The new financing builds on the several big-ticket discovery collaborations Atomwise has secured in the past year—a to-do list potentially worth more than $5.5 billion in milestone payments, should its AI-forged drugs perform well in the clinic and beyond.
This includes a $1 billion deal with the South Korean biotech Bridge Biotherapeutics, a $1.5 billion project with China’s Hansoh Pharma, and an arrangement with Eli Lilly for up to $550 million, including up to $1 million for each early drug lead uncovered by its computer networks.
Atomwise’s series B round brings its funding total up to nearly $175 million, with the latest financing led by B Capital Group and Sanabil Investments. DCVC, BV, Tencent, Y Combinator, Dolby Family Ventures and AME Cloud Ventures also returned to back the company.
The proceeds will help Atomwise bring on new staff and build up its own internal portfolio of small molecule drug candidates aimed at “historically undruggable” disease targets, the company said.
“The advancements Atomwise has made with its computational drug discovery platform have effectively cut months or even years off of the R&D lifecycle,” said B Capital’s co-founder and managing partner, Raj Ganguly, who joined Atomwise’s board of directors. “More importantly, however, they are solving biology problems previously believed to be unsolvable by researchers and delivering that capability to everyone from academics to big pharma.”
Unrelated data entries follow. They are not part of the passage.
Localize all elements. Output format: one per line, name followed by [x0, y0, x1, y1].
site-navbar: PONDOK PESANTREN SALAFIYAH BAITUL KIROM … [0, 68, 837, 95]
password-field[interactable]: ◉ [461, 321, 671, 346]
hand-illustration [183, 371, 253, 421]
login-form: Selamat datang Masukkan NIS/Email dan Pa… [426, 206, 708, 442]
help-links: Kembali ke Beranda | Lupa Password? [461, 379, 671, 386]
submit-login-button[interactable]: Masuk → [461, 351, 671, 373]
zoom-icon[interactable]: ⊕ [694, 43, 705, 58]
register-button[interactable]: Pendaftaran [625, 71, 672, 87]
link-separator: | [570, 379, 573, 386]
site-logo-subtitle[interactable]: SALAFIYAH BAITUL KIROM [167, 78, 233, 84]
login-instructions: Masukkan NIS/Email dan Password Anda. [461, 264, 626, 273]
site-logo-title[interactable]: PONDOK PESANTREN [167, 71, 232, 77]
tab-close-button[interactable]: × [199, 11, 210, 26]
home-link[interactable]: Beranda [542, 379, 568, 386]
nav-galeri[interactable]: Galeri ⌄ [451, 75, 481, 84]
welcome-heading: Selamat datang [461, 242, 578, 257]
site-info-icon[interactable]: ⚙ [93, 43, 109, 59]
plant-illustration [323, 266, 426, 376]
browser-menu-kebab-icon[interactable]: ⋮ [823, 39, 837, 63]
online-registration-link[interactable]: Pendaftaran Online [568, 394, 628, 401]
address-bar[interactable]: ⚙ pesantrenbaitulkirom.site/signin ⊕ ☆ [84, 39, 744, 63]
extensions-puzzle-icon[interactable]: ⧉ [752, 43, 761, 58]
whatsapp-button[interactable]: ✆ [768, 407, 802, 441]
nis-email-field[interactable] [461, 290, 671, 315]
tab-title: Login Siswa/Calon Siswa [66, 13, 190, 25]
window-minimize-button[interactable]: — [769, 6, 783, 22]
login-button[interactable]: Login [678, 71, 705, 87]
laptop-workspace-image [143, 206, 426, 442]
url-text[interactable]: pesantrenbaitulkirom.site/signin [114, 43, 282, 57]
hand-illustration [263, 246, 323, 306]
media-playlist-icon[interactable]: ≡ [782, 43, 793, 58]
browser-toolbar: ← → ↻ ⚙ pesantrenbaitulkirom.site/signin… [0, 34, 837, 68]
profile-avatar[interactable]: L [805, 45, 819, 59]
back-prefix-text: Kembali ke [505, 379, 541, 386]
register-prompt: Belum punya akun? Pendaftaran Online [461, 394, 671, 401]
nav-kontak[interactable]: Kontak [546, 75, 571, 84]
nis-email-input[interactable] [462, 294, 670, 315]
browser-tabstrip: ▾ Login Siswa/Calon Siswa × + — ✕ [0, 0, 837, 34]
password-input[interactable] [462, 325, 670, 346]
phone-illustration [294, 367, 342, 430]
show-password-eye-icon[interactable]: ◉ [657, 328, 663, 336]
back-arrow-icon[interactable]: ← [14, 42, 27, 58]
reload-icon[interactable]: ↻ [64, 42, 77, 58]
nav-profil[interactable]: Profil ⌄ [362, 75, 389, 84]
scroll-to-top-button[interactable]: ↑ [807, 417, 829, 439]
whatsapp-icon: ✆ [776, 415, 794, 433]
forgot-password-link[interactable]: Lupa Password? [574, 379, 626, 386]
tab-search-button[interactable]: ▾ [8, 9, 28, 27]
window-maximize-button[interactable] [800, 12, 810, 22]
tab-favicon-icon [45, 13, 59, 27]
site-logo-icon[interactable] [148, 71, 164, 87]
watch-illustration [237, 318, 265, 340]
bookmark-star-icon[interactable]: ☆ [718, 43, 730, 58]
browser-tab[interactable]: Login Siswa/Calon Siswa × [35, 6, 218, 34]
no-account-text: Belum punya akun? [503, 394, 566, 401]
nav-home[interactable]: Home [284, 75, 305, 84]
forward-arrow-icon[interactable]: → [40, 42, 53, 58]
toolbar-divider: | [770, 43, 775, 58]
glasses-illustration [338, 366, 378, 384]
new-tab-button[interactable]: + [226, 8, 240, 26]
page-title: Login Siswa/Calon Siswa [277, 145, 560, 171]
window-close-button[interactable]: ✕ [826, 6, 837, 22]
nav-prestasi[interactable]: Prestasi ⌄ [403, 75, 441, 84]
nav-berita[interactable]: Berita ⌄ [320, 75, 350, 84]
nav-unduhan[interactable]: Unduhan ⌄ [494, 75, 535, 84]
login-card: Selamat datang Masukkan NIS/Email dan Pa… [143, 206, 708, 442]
Currently, Atomwise’s AtomNet discovery platform maintains a library of over 16 billion molecules for virtual screening. In addition, through its academic collaborations—including 285 active partnerships with university researchers—the company has gathered data on disease target sites, protein classes and other research areas. This includes 15 recent projects aimed at developing therapies for COVID-19, Atomwise said.